Myles Berkowitz, the writer-director-star of the new pseudo-documentary "20 Dates," isn't obnoxious the way Howard Stern and the shock jocks are. That stuff is more or less designed solely to offend.
What's so disagreeable about Berkowitz is that he seems to think that his natural tendency towards egotistical self-promotion is an adorable quirk, something that you should be completely taken with even as it makes your skin crawl. I don't think so, Myles.
He may be looking for a movie career, but what Berkowitz actually needs is several hearty smacks in the mouth.
Trying to find true love?
The basic gist of "20 Dates" is that Berkowitz has secured $60,000 from a sleazy backer, and he's going to make a documentary during which he'll go on 20 different dates, trying to find true love. Or, in lieu of that, he'll settle for making sarcastic comments about what he considers to be overriding (and unfair) female attitudes towards sex and courtship.
That's bad enough, but the kicker is that he plans on secretly filming the dates, sort of a "Candid Camera" where his unsuspecting subjects will hopefully pour their hearts out to him, right there on film.
There are moments in this movie that are so demeaning to the women that Berkowitz is supposedly dating, I almost walked out. I say "supposedly" because it's pretty obvious that a lot of what you're watching has been staged for the camera, even though Berkowitz insists that it's all on the up-and-up. Much of it looks like the real thing, though, so it didn't surprise me when we learn that he got nailed with a couple of lawsuits while he was filming.
One of the earliest dates, in particular, is truly distasteful. A beautiful young woman who really seems to be getting a kick out of Berkowitz's motor-mouth routine is suddenly told to look behind that plant over there (they're in a nice restaurant).
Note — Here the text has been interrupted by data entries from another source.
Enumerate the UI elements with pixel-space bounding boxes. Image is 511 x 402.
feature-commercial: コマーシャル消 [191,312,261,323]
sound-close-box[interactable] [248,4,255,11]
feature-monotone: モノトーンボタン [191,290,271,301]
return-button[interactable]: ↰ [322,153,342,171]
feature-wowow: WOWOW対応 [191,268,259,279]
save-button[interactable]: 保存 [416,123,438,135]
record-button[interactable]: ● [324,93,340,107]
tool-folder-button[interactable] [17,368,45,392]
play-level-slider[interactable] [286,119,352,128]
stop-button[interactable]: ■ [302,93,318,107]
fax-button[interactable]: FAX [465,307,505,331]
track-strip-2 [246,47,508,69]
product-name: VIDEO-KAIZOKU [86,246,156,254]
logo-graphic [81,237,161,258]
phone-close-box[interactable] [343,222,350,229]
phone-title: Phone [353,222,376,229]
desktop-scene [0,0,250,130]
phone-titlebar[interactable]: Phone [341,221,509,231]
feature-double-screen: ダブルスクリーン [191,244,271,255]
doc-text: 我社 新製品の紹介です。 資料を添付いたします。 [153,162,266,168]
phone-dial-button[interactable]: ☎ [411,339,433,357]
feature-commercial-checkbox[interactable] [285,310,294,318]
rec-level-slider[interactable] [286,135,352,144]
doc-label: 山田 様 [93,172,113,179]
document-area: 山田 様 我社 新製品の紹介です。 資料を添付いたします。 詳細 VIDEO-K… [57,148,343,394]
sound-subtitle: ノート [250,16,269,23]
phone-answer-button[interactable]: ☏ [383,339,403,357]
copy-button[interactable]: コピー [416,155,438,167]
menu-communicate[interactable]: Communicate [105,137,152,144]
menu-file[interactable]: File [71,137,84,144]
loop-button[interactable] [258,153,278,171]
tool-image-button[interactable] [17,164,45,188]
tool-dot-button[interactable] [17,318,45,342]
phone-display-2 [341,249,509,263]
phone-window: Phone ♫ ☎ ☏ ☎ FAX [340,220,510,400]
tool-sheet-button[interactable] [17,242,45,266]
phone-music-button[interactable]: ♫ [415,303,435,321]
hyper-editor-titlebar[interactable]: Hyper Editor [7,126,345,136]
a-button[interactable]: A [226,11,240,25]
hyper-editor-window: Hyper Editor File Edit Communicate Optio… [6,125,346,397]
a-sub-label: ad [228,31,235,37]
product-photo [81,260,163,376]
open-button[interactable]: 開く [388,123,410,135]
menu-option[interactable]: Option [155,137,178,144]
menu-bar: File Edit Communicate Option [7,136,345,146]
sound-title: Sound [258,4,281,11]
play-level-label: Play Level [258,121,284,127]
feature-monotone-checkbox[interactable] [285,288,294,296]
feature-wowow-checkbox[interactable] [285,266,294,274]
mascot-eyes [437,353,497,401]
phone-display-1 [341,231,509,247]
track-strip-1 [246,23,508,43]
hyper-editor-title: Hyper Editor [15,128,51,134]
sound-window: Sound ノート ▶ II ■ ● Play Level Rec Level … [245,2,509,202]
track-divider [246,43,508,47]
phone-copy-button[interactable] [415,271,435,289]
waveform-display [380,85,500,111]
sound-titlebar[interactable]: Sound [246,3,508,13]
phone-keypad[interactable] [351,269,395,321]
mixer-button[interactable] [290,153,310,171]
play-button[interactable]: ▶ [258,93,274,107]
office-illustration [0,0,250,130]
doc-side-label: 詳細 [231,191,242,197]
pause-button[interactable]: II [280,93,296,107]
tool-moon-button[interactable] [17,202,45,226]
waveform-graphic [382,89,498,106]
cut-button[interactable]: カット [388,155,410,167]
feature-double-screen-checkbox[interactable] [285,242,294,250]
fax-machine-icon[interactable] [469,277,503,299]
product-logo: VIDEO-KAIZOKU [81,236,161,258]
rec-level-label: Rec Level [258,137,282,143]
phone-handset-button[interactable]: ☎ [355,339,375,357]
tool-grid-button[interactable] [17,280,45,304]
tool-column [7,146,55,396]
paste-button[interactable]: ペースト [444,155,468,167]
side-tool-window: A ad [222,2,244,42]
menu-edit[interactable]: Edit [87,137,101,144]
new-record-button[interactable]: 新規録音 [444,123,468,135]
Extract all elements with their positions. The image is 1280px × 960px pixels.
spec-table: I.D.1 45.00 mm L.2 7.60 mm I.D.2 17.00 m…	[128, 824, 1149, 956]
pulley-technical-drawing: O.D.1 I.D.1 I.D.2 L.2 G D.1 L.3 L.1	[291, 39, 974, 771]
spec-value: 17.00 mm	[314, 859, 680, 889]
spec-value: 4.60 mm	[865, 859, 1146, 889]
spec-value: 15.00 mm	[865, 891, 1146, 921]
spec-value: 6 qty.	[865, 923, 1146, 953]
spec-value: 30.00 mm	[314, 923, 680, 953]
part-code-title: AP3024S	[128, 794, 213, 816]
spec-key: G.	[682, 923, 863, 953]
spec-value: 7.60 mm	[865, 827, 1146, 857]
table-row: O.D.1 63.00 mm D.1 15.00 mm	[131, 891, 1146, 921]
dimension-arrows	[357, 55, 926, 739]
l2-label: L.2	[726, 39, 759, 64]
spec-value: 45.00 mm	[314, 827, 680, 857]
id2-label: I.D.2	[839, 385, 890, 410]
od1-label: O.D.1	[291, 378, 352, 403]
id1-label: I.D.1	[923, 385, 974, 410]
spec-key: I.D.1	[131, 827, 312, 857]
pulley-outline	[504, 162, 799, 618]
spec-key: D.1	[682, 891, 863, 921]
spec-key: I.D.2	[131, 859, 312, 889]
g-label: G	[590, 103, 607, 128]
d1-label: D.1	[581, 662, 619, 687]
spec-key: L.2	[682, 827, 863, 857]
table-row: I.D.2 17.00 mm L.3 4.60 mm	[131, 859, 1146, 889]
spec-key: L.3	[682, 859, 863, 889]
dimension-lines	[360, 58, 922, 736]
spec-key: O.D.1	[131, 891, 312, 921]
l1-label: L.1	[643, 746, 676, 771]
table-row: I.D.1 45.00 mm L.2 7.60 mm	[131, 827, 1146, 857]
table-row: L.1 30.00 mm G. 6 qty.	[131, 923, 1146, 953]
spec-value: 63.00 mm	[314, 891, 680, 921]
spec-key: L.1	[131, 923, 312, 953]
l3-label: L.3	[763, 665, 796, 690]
She sees the camera, and Berkowitz explains to her that she's part of a documentary that he's putting together about the L.A. dating scene. The woman's face drops as she realizes what's going on, and she seems near tears. It's the meanest thing I've seen in ages. If, in fact, this woman is another one of the actresses that you see popping up throughout the film, then Berkowitz still isn't off the hook. It's a shameful way to make a name for yourself, and a wholly pathetic, 6th-grade version of a sense of humor.
Eventually, Berkowitz meets and "falls in love with" a gorgeous UCLA student. Their initial encounter seems to be the real thing, but then there are several sequences that ring completely false, especially one where he brings another of his "dates" home with him and the "girlfriend" is there. (Supposedly, Berkowitz is going to get beaten up by the backer if he doesn't complete the film with exactly 20 dates in it, so his new love has allowed him to finish the project. Too bad.)
I don't understand what's really being accomplished with this half-true format, except that a bunch of people across the country get to sit there and watch Berkowitz prove what creep he is...or what a creep he may be, if it's all a gag. Again, though, he's a creep even if it's a put-on. If any women out there want to make a movie where Myles Berkowitz gets kicked down 20 flights of stairs, I'll be happy to hold the camera. I'll even hang around for re-takes.
There's bad language in "20 Dates," and some talk about sex. You might laugh at a couple of gags, but do chivalry a favor and steer clear of this thing. Rated R. 88 minutes.